Softaculous


Topic : Backup Improvements


Posted By: Keage on March 29, 2016, 1:09 am
  • The backup filename format could be much better. Rather than e.g. 15.gz, let's see something such as id-hostname-time.gz, e.g. 15-server1-mydomain-com-20160329030000.gz. This will help when identifying backups for disaster recovery.
  • The user should be able to access backups of their VPS and restore themselves
  • The backup logs should appear on their own page in the admin panel, not under settings (seems a weird place to put the logs). Better yet, have a logging page in the admin panel which allows the admin to access various logs including backup ones.
  • "This VPS does not exist. Unable to restore to a non-existant VPS" - lets have a solution to this, rather than having to re-create a VPS with the same specs manually. A GUI which reads the .inf file from the backup and automatically creates a new guest with the same spec would be helpful (let the admin confirm and tweak settings first). In short, a way to restore a backup after the guest has been removed (seems like this would be a common use-case).
  • The user should see feedback when a restoration is taking place, during restoration the user should not be able to take any action on a VPS (instead a message e.g. "Restoration in progress... 55% complete). Perhaps a simple solution to this is for the VPS to be placed into "managed by admin" mode temporarily (at least this is what I would do for now when restoring, to stop a user from breaking anything).

Posted By: moka on April 30, 2016, 1:11 pm | Post: 1
+ for the last idea

Posted By: asim_shaikh on May 2, 2016, 4:58 am | Post: 2
Quote
The backup filename format could be much better. Rather than e.g. 15.gz, let's see something such as id-hostname-time.gz, e.g. 15-server1-mydomain-com-20160329030000.gz. This will help when identifying backups for disaster recovery.


The backup folder name is the date on which the backup was created isn't  .
We use the backup file name to detect the VPS on which the backup is to be restored.

Quote
The user should be able to access backups of their VPS and restore themselves


The backup plan feature is in development to allow End users to specify the backup settings for their VPSs.The admin can enable/disable this feature.

Quote
The backup logs should appear on their own page in the admin panel, not under settings (seems a weird place to put the logs). Better yet, have a logging page in the admin panel which allows the admin to access various logs including backup ones.
"This VPS does not exist. Unable to restore to a non-existant VPS" - lets have a solution to this, rather than having to re-create a VPS with the same specs manually. A GUI which reads the .inf file from the backup and automatically creates a new guest with the same spec would be helpful (let the admin confirm and tweak settings first). In short, a way to restore a backup after the guest has been removed (seems like this would be a common use-case).
The user should see feedback when a restoration is taking place, during restoration the user should not be able to take any action on a VPS (instead a message e.g. "Restoration in progress... 55% complete). Perhaps a simple solution to this is for the VPS to be placed into "managed by admin" mode temporarily (at least this is what I would do for now when restoring, to stop a user from breaking anything).


Noted.



-----------------------
Regards,
Virtualizor Team
http://www.virtualizor.com

Posted By: Keage on May 4, 2016, 12:53 am | Post: 3
Quote From : asim_shaikh May 2, 2016, 4:58 am

The backup folder name is the date on which the backup was created isn't  .
We use the backup file name to detect the VPS on which the backup is to be restored.
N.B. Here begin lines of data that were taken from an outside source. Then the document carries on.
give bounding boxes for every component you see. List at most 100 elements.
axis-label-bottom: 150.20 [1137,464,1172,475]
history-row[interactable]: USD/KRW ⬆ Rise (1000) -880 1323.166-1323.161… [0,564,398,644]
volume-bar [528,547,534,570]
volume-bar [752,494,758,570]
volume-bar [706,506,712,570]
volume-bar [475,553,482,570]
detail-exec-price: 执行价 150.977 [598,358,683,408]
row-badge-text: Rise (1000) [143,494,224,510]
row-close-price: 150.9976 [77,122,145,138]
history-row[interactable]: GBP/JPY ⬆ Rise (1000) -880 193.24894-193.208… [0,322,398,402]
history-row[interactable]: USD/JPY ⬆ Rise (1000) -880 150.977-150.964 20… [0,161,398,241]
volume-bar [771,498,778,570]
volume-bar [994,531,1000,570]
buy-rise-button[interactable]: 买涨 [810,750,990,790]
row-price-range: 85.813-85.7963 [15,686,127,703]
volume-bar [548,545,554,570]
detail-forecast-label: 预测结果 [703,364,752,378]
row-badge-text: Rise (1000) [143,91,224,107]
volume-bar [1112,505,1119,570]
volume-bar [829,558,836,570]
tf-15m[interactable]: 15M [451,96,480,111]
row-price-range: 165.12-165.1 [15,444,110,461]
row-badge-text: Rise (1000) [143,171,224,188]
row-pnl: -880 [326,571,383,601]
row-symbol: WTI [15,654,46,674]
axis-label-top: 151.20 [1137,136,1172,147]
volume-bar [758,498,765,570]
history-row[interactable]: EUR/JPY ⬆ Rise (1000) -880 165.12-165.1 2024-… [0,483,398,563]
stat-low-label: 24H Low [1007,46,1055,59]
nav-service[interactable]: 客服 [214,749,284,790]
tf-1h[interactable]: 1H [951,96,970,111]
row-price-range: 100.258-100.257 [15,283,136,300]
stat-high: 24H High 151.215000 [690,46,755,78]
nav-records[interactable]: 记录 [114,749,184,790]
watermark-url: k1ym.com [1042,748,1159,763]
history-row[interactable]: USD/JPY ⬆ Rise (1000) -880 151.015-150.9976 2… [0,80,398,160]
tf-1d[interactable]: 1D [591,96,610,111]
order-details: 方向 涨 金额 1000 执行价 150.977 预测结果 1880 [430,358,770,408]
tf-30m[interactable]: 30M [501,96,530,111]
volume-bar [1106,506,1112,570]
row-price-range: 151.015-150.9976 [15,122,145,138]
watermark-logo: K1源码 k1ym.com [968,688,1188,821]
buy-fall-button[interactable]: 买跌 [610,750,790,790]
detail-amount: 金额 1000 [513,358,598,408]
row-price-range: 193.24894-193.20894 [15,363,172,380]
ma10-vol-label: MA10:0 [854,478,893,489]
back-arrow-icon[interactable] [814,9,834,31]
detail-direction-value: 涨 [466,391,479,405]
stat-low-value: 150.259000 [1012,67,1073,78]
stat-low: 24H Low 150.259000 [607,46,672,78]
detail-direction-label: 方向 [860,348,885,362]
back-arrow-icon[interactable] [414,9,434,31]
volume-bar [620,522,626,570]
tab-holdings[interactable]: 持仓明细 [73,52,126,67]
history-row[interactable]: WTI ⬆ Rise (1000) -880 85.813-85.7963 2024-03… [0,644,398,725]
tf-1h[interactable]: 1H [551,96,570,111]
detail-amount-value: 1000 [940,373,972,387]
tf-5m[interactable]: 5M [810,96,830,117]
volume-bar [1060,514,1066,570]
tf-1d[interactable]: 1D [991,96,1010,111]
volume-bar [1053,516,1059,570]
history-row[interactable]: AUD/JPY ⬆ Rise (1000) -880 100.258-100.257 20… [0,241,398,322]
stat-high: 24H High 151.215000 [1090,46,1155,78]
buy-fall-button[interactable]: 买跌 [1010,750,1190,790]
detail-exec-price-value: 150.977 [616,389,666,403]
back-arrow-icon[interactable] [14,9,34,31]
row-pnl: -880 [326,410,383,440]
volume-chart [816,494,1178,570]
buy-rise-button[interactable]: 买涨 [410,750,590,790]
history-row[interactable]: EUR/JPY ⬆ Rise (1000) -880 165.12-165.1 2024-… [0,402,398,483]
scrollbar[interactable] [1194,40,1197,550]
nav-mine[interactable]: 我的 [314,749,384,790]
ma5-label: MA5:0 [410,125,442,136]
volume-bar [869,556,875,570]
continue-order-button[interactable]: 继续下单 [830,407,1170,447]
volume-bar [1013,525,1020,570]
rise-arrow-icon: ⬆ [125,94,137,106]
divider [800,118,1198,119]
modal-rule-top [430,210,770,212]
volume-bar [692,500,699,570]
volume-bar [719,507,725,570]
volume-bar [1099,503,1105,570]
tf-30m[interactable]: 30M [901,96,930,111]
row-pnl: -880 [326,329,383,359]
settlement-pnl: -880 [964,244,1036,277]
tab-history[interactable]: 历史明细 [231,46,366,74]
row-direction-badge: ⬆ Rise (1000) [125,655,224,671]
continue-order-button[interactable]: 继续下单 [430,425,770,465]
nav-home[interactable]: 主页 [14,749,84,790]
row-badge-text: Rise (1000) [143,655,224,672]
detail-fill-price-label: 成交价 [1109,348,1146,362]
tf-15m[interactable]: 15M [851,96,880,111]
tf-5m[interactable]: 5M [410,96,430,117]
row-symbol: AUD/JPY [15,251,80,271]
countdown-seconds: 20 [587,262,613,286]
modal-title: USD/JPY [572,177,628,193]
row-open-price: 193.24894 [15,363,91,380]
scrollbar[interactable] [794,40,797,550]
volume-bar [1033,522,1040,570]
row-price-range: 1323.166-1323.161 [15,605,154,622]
Understood, however you could still place useful information (such as the VPS hostname) in the backup filename. The ID can still easily be parsed from the filename. e.g. in date-hostname-id format, you would split it up and take the last value (any dashes in the hostname can be removed, it's just to help with identification for the system admin).

To help explain our point of view, we sync these backups off to cloud storage by the filename for disaster recovery. So it would be helpful if they were named in a way that not just Virtualizor understands but humans too.

Thanks for taking the time to reply.

Posted By: teostefan10 on December 12, 2017, 11:24 am | Post: 4
Quote From : Keage May 4, 2016, 12:53 am
Quote From : asim_shaikh May 2, 2016, 4:58 am

The backup folder name is the date on which the backup was created isn't  .
We use the backup file name to detect the VPS on which the backup is to be restored.


Understood, however you could still place useful information (such as the VPS hostname) in the backup filename. The ID can still easily be parsed from the filename. e.g. in date-hostname-id format, you would split it up and take the last value (any dashes in the hostname can be removed, it's just to help with identification for the system admin).

To help explain our point of view, we sync these backups off to cloud storage by the filename for disaster recovery. So it would be helpful if they were named in a way that not just Virtualizor understands but humans too.

Thanks for taking the time to reply.


Is there any update? We need to understand the backup name, not just Virtualizor itself.